The U.S. military contends that these people have been vetted and were
not in leadership positions under the old government or associated with
crimes it committed.
In Najaf last week, several hundred demonstrators took to the streets
to demand elections and the removal of Mayor Abdul Munim Abud, a former
artillery colonel. The protesters' banners read: "Canceled elections are
evidence of bad intentions" and "O America, where are promises of freedom,
elections, and democracy?"
At Friday prayers in Najaf, Sadr told the faithful at the shrine of
Imam Ali, "I call for free elections that will represent all Iraqi
opinion, far away from the influence of those who have intervened."
FOR NOW, 'BABY STEPS' In Samarra, a two-hour drive north
of Baghdad, the selection of a new mayor and city council by delegates was
postponed twice, and finally canceled late last week. "There will be no
elections for the foreseeable future," said Sgt. Jeff Butler of the U.S.
Army's 418th Civil Affairs Battalion from Kansas City, Mo., which is
charged with running Samarra.
Butler said the city had been planning a caucus to pick a mayor when
the order came down from Maj. Gen. Odierno. "He said, basically, stop,"
Butler said.
A timetable for elections in Samarra, Butler said, "is six months at
least, but I'm just guessing."
Butler said he sympathized with Iraqis who are upset over the
cancellation of the elections. "We would like to see some kind of
democratic system, too," he said. But for now, he said, the Iraqis need to
be satisfied with "baby steps."
Like almost all of the Army civil affairs soldiers in Iraq, Butler and
his six-man team do not speak Arabic, and are confronted with a
bewildering environment in Samarra that includes seven major and 14 minor
tribal sheiks -- plus Muslim clergy and a more secular middle class that
is trying to steer clear of rule by either the religious leaders or the
tribes.
The current mayor of Samarra is Shakir Mahmud Mohammad, a retired
general in the Iraqi army, who came into power here in April as U.S.
forces arrived in the city. Mohammad was selected by a council
representing the seven major tribes in and around Samarra, and by most
accounts did an admirable job keeping order in the city in the postwar
weeks.
Mohammad, whose brother was executed by Hussein, now runs the city with
the help of another brother and another former army commander, who serve
as his deputies. Butler described Mohammad as "a very personable guy, with
a decent amount of legitimacy, and he is basically somebody we thought we
can work with."
But many citizens in Samarra, which has a large middle class and a
large drug manufacturing plant, and is unusually prosperous for an Iraqi
town, have complained about Mohammad.
In Hussein's home town of Tikrit, the American in charge is Army Lt.
Col.

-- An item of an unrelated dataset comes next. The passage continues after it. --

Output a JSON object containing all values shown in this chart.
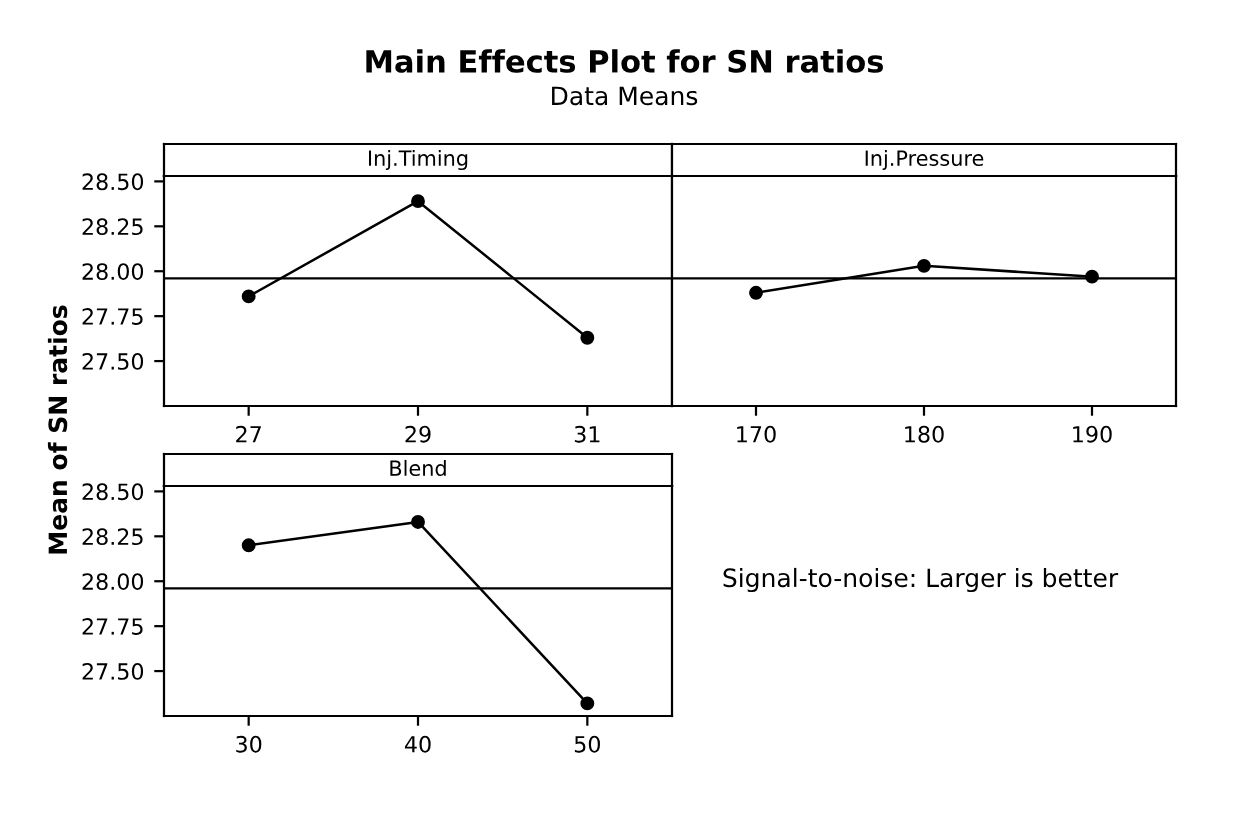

Steve Russell, whose mission is not to establish democracy in the
region, but to hunt down remnants of the former government and others who
are attacking U.S. troops.
That is understandable, said Nabel Darwish Mohamed, the mayor of nearby
Balad, who is a former colonel in the Iraqi police corps. "But the
American soldiers must understand that security comes also from giving the
people their own leaders, their own powers. That will calm things down, I
think."
Mohammad added, "Fine, we embrace the Americans, we want to see the
security. But we want them to move aside and let us have our own voices.
We have waited a long time for this and we are growing tired of the
waiting, okay?"
Chandrasekaran reported from Baghdad.